When Coke looked back, he saw an oval lump in the thief-taker’s hand; not, he was relieved to see, of flesh. Lights reflected in it,
more so when Pitman rubbed it on his cloak before holding it up again.

“You found that in his mouth?”

“I did. And if I was yet a gambling man, I would give you short odds that it is a sapphire.”

“Do you have knowledge of gemstones, sir?”

“No. But I know my Bible. I pulled a stone from the mouth of that member of Parliament in the coach.”

“Did you, by God? A sapphire also?”

“No. That one was a jasper. And the book of Revelation speaks of an order to such stones.”

“Revelation again.” Coke frowned. “Why is that of concern here?”

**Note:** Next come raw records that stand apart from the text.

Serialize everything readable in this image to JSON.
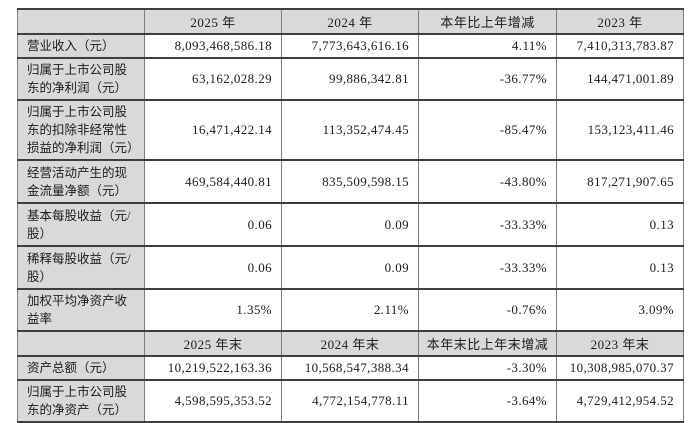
{
  "table": {
    "header1": {
      "label": "",
      "c2025": "2025 年",
      "c2024": "2024 年",
      "change": "本年比上年增减",
      "c2023": "2023 年"
    },
    "rows1": [
      {
        "label": "营业收入（元）",
        "v2025": "8,093,468,586.18",
        "v2024": "7,773,643,616.16",
        "change": "4.11%",
        "v2023": "7,410,313,783.87"
      },
      {
        "label": "归属于上市公司股东的净利润（元）",
        "v2025": "63,162,028.29",
        "v2024": "99,886,342.81",
        "change": "-36.77%",
        "v2023": "144,471,001.89"
      },
      {
        "label": "归属于上市公司股东的扣除非经常性损益的净利润（元）",
        "v2025": "16,471,422.14",
        "v2024": "113,352,474.45",
        "change": "-85.47%",
        "v2023": "153,123,411.46"
      },
      {
        "label": "经营活动产生的现金流量净额（元）",
        "v2025": "469,584,440.81",
        "v2024": "835,509,598.15",
        "change": "-43.80%",
        "v2023": "817,271,907.65"
      },
      {
        "label": "基本每股收益（元/股）",
        "v2025": "0.06",
        "v2024": "0.09",
        "change": "-33.33%",
        "v2023": "0.13"
      },
      {
        "label": "稀释每股收益（元/股）",
        "v2025": "0.06",
        "v2024": "0.09",
        "change": "-33.33%",
        "v2023": "0.13"
      },
      {
        "label": "加权平均净资产收益率",
        "v2025": "1.35%",
        "v2024": "2.11%",
        "change": "-0.76%",
        "v2023": "3.09%"
      }
    ],
    "header2": {
      "label": "",
      "c2025": "2025 年末",
      "c2024": "2024 年末",
      "change": "本年末比上年末增减",
      "c2023": "2023 年末"
    },
    "rows2": [
      {
        "label": "资产总额（元）",
        "v2025": "10,219,522,163.36",
        "v2024": "10,568,547,388.34",
        "change": "-3.30%",
        "v2023": "10,308,985,070.37"
      },
      {
        "label": "归属于上市公司股东的净资产（元）",
        "v2025": "4,598,595,353.52",
        "v2024": "4,772,154,778.11",
        "change": "-3.64%",
        "v2023": "4,729,412,954.52"
      }
    ],
    "colors": {
      "header_bg": "#d9d9d9",
      "label_bg": "#d9d9d9",
      "cell_bg": "#ffffff",
      "border_h": "#3e3e3e",
      "border_v": "#7d7d7d"
    }
  }
}
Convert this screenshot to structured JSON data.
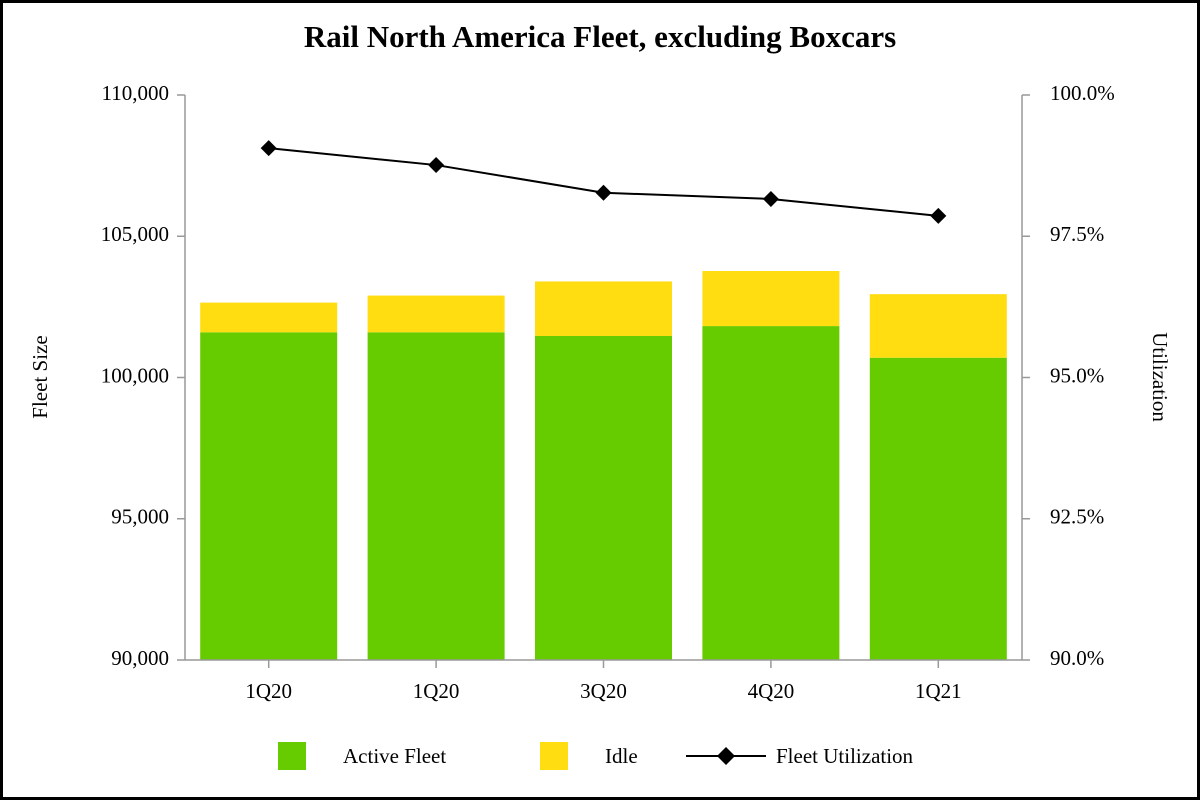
{
  "chart_data": {
    "type": "bar",
    "stacked": true,
    "title": "Rail North America Fleet, excluding Boxcars",
    "ylabel": "Fleet Size",
    "y2label": "Utilization",
    "categories": [
      "1Q20",
      "1Q20",
      "3Q20",
      "4Q20",
      "1Q21"
    ],
    "series": [
      {
        "name": "Active Fleet",
        "type": "bar",
        "color": "#66cc00",
        "values": [
          101600,
          101600,
          101470,
          101820,
          100700
        ]
      },
      {
        "name": "Idle",
        "type": "bar",
        "color": "#ffdd11",
        "values": [
          1050,
          1300,
          1930,
          1950,
          2250
        ]
      },
      {
        "name": "Fleet Utilization",
        "type": "line",
        "axis": "y2",
        "color": "#000000",
        "values": [
          99.06,
          98.76,
          98.27,
          98.16,
          97.86
        ]
      }
    ],
    "ylim": [
      90000,
      110000
    ],
    "yticks": [
      {
        "value": 90000,
        "label": "90,000"
      },
      {
        "value": 95000,
        "label": "95,000"
      },
      {
        "value": 100000,
        "label": "100,000"
      },
      {
        "value": 105000,
        "label": "105,000"
      },
      {
        "value": 110000,
        "label": "110,000"
      }
    ],
    "y2lim": [
      90,
      100
    ],
    "y2ticks": [
      {
        "value": 90,
        "label": "90.0%"
      },
      {
        "value": 92.5,
        "label": "92.5%"
      },
      {
        "value": 95,
        "label": "95.0%"
      },
      {
        "value": 97.5,
        "label": "97.5%"
      },
      {
        "value": 100,
        "label": "100.0%"
      }
    ],
    "legend": "bottom"
  }
}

“Because of those numerals I mentioned, daubed upon the coach’s wall. And in that book it is written that gems will adorn the cornerstones of the new Jerusalem, which is Christ’s returned kingdom upon the earth.” He intoned, “Chapter twenty-one, verse nineteen: ‘And the foundations of the wall of the city were garnished with all manner of precious stones. The first foundation was jasper; the second—’ ”

“Sapphire?”

“Which makes me suspicious of you anew, Captain. For I believe it was this very sapphire I glimpsed, aye, and sketched too, around the lady’s neck in Finchley. Part of the necklace you already admitted to stealing. What makes it here unless you brought it?”

“I …” Coke was trying to remember something that Isaac ben Judah had said to him the last time they met. “The Jew thought that a jewel was missing from the necklace. He said he thought it might be a sapphire!”

“Convenient for you.”

“If you don’t believe me, we can go and ask him.”

“I am not sure I want to see that Jew again. Last time I did he shot a gun near my head.”

While the thief-taker continued his examination, another memory came to the highwayman. A face. A voice. “The lady,” he said. “She was not dead when I found her.” Pitman glanced up sharply. “Beyond any aid, sure.” Coke hesitated. “But she said something just before she died.”